裁判所ガイドツアーに参加してきた(9)
裁判官は裁判官席に座った。
原告側の代理人と、今回の事件について話を始める。
今回は「口頭弁論期日」といって口頭弁論を行う日を決めるだけだったので、特に尋問のようなものがあるわけではなく、ざっくばらんといった形で裁判官と弁護士は会話をしていた。
被告人席は空席だった。
どうやら被告人は弁護士を付けているというわけでもなく、また本人は遠方に住んでいて病気がちということで裁判所に行くのも難しいようだった。簡単な訴訟では、弁護士を付けない場合も多いらしい。今回の訴訟も「過払い金の返還請求」といった簡単な訴訟だったので弁護士を付けるまでもなかったのだろう。

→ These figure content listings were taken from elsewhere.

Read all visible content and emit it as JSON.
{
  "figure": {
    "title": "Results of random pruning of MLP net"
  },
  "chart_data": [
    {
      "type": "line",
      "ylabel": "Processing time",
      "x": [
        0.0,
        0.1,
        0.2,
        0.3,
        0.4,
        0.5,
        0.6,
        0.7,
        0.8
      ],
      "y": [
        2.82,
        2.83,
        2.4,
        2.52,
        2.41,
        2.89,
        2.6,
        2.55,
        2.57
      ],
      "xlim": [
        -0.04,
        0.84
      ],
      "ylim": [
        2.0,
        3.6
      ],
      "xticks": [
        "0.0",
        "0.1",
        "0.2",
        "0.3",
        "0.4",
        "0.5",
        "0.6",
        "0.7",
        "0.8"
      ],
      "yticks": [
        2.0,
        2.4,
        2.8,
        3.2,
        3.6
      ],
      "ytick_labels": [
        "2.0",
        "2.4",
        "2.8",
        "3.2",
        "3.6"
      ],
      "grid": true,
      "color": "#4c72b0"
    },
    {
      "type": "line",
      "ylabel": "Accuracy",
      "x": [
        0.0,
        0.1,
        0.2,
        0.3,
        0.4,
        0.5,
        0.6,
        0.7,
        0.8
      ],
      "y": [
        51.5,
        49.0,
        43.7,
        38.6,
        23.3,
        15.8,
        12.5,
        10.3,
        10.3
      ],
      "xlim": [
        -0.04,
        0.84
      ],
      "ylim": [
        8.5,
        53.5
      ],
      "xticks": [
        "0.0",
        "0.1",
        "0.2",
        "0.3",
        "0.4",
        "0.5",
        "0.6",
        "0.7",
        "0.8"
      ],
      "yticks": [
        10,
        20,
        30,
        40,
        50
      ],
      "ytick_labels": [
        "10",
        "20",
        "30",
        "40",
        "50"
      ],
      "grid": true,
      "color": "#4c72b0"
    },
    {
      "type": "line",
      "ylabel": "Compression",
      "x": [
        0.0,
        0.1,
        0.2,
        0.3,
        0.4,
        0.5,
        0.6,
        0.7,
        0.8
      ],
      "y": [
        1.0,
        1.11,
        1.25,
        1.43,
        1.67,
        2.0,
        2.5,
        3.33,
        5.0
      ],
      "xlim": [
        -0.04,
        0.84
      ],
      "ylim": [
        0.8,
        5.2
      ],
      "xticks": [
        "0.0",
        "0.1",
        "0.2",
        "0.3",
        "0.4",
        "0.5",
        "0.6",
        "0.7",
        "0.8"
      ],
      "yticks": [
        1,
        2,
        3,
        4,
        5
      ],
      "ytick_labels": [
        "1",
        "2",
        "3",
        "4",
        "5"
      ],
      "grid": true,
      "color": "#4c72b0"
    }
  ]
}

原告側の弁護士も、「こちらとしても和解で終わらせたい。こちら側から被告に連絡を取って話をしてみる」と言っていた。
口頭弁論の期日について、まず裁判官から日付の提示があった。
ただ、始めに提示した日付では原告側の弁護士の都合が悪かったらしく、別の日に変えてもらっていた。
所要時間は10分もかからなかったと思う。
私の初めての「裁判傍聴」はそれで終わった。
ガイドツアーでは次に別の法廷に移って、別の訴訟の「本人尋問」を傍聴することになっていた。
私たちはガイド役の裁判官に従って、507号法廷を後にする。
そしてその本人尋問が行われる601号法廷に向かった。
601号法廷の前に着いたときは、まだ本人尋問は行われていないようだった。そのちょっとした待ち時間を利用して、ガイド役の裁判官が今回の訴訟の概要を説明してくれる。
今回の訴訟は次のような内容だった。
原告側の企業が被告側の企業にアプリ開発を依頼していたが、そのアプリが動作しない。開発費用は300万円で、すでに前金として半分の150万円は支払済みとなっている。
原告側はアプリが動作しないのだから、前金として支払った150万円の返還を求めていた。逆に被告側は、まだ未払となっている150万円の支払いを求めていた。
原告側が被告側に依頼していたのが、アプリの「フロントエンド」だけなのか、あるいは「バックエンド」も含んでいるのかが争点になっているとのことだった。
「フロントエンド」とは、そのアプリのユーザーインターフェースのこと。そして「バックエンド」とは、そのアプリの内部のシステムが動作することを示している。
依頼内容が「フロントエンド」だけだとしたら、ある意味ではアプリのユーザーインターフェースができていればいいので、そのアプリが動作することまでは要求されない。問題となっているアプリも「フロントエンド」については問題なかった。
原告側は「バックエンド」も含めて開発を依頼していたと主張しており、被告側は「フロントエンド」のみの依頼だったと主張していた。